Similarly, Plaintiffs’ negligence claim does not support a claim for
punitive damages. “Mere negligence, even
gross negligence, is not sufficient to justify such an award” for punitive
damages. (Kendall Yacht Corp. v.
United California Bank (1975) 50 Cal. App. 3d 949, 958.)
Punitive Damages Pursuant to Civil Code
§3340
Civil Code sec. 3340 states that “[f]or
wrongful injuries to animals being subjects of property, committed willfully or
by gross negligence, in disregard of humanity, exemplary damages may be given.”
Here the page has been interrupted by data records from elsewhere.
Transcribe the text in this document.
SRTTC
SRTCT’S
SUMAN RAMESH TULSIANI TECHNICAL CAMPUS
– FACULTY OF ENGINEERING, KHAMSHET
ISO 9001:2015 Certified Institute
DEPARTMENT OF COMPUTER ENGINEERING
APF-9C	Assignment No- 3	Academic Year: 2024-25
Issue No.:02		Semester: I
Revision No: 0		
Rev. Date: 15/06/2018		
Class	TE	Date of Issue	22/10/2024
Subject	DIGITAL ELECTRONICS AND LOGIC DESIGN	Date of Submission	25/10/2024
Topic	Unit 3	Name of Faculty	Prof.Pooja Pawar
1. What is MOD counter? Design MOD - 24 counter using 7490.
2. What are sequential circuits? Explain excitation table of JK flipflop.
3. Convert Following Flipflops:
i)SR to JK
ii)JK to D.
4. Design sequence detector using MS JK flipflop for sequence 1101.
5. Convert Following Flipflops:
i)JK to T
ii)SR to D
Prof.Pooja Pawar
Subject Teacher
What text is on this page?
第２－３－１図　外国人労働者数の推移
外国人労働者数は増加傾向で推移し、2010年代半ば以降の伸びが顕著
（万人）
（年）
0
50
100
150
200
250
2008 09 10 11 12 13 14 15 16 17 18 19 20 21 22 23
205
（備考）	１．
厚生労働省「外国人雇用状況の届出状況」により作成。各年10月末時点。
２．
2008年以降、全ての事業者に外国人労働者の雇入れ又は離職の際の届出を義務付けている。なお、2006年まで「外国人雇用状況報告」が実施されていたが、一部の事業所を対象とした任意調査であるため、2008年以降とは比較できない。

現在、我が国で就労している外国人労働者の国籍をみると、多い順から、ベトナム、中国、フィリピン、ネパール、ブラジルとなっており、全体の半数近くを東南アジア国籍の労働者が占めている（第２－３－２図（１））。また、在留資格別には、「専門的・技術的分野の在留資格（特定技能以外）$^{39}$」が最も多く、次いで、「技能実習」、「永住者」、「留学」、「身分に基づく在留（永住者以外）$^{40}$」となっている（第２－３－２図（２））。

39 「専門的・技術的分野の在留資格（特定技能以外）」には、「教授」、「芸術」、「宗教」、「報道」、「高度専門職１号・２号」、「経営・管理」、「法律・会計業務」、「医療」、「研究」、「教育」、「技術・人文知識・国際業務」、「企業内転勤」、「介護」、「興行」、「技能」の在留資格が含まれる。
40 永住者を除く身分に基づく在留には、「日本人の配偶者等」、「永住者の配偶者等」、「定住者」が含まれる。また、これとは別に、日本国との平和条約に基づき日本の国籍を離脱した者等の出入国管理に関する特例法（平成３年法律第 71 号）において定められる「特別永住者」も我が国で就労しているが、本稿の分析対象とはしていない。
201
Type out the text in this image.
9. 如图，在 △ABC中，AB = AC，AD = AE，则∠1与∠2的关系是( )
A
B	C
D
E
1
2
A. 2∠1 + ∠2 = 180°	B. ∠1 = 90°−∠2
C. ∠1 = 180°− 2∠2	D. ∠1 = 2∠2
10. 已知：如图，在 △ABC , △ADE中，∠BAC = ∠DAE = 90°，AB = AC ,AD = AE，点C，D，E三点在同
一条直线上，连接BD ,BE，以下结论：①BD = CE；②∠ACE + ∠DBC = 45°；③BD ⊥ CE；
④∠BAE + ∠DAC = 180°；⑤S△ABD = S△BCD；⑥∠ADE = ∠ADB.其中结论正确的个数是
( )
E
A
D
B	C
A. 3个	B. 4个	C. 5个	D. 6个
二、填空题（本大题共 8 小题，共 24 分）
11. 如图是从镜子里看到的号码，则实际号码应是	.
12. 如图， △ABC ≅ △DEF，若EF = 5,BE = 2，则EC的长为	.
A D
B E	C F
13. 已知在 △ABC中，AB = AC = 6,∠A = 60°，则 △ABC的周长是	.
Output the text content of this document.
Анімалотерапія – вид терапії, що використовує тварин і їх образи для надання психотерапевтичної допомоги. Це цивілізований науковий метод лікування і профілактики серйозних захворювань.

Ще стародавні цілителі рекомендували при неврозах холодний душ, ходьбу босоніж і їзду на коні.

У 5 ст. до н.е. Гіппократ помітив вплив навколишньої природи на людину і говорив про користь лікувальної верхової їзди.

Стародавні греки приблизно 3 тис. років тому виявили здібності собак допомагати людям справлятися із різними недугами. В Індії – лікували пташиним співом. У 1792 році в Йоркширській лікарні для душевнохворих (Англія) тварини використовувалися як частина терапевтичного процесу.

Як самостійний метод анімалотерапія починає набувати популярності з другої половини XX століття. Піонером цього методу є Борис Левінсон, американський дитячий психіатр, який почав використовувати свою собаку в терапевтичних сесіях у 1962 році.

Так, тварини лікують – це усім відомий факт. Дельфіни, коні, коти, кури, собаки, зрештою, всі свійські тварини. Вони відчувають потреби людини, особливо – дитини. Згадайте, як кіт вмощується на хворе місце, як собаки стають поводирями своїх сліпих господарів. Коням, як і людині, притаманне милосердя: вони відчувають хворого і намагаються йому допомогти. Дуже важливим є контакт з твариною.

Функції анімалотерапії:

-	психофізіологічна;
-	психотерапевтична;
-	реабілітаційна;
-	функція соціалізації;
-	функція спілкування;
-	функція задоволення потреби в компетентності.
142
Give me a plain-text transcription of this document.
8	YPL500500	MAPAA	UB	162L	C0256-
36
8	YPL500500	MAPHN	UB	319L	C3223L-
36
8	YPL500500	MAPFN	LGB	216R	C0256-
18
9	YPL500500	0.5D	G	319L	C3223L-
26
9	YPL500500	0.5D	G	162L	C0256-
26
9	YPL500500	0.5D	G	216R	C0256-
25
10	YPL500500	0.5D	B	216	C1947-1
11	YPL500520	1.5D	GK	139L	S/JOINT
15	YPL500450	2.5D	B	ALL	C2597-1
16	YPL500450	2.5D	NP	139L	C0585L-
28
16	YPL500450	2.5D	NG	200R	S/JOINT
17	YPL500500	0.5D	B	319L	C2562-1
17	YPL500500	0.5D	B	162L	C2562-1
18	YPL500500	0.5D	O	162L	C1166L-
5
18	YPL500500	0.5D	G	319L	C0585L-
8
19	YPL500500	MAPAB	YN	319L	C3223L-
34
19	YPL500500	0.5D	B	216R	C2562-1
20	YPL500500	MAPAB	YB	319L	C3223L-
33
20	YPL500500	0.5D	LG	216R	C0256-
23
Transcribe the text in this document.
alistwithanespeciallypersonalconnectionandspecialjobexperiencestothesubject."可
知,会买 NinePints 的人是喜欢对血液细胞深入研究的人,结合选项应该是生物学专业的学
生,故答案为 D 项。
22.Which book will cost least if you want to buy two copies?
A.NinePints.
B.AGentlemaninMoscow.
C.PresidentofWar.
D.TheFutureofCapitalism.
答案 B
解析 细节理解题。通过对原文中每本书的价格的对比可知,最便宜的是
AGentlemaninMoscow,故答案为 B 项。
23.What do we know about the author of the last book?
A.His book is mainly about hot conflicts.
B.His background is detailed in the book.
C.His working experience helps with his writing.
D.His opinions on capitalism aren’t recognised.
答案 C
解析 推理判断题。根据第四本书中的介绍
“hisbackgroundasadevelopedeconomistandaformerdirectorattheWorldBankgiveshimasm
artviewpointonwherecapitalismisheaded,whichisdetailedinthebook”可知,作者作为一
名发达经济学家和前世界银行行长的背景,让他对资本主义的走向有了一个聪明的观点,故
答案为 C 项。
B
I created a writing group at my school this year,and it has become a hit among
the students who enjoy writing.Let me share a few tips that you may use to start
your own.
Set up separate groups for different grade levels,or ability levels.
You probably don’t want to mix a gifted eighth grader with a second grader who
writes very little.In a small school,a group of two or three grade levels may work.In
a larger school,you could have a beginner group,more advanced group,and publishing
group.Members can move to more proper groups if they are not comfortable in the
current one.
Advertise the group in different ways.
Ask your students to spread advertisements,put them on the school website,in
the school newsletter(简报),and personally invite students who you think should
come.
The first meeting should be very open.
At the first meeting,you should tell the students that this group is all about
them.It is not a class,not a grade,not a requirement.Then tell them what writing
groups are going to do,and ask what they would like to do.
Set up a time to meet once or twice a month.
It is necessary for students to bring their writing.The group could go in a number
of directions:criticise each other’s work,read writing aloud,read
California defines gross negligence as
“want of even scant care or an extreme departure from ordinary standard of
conduct” such lack of care that one may be “presumed to indicate a passive and
indifferent attitude’ towards the consequences of one’s acts to the safety and
welfare of others”. (City of Santa
Barbara v. The Sup. Ct. of Santa Barbara (2006) 135 Cal. App. 4th 1345,
1375.)
Plaintiffs argue that Defendants demonstrated
indifference of their actions’ consequences to others by allowing Lucy to run
off-leash in the neighborhood because they knew that Lucy had previously
attacked Plaintiffs’ cat. However,
Plaintiffs fail to allege that their cat suffered any injuries; they only
allege that the cat had been caught in Lucy's mouth.
IV. CONCLUSION
Defendants’ demurrer as to Plaintiffs’
fifth cause of action is SUSTAINED.
Defendants’ motion to strike is GRANTED.
Plaintiffs are given 20 days to file an amended complaint.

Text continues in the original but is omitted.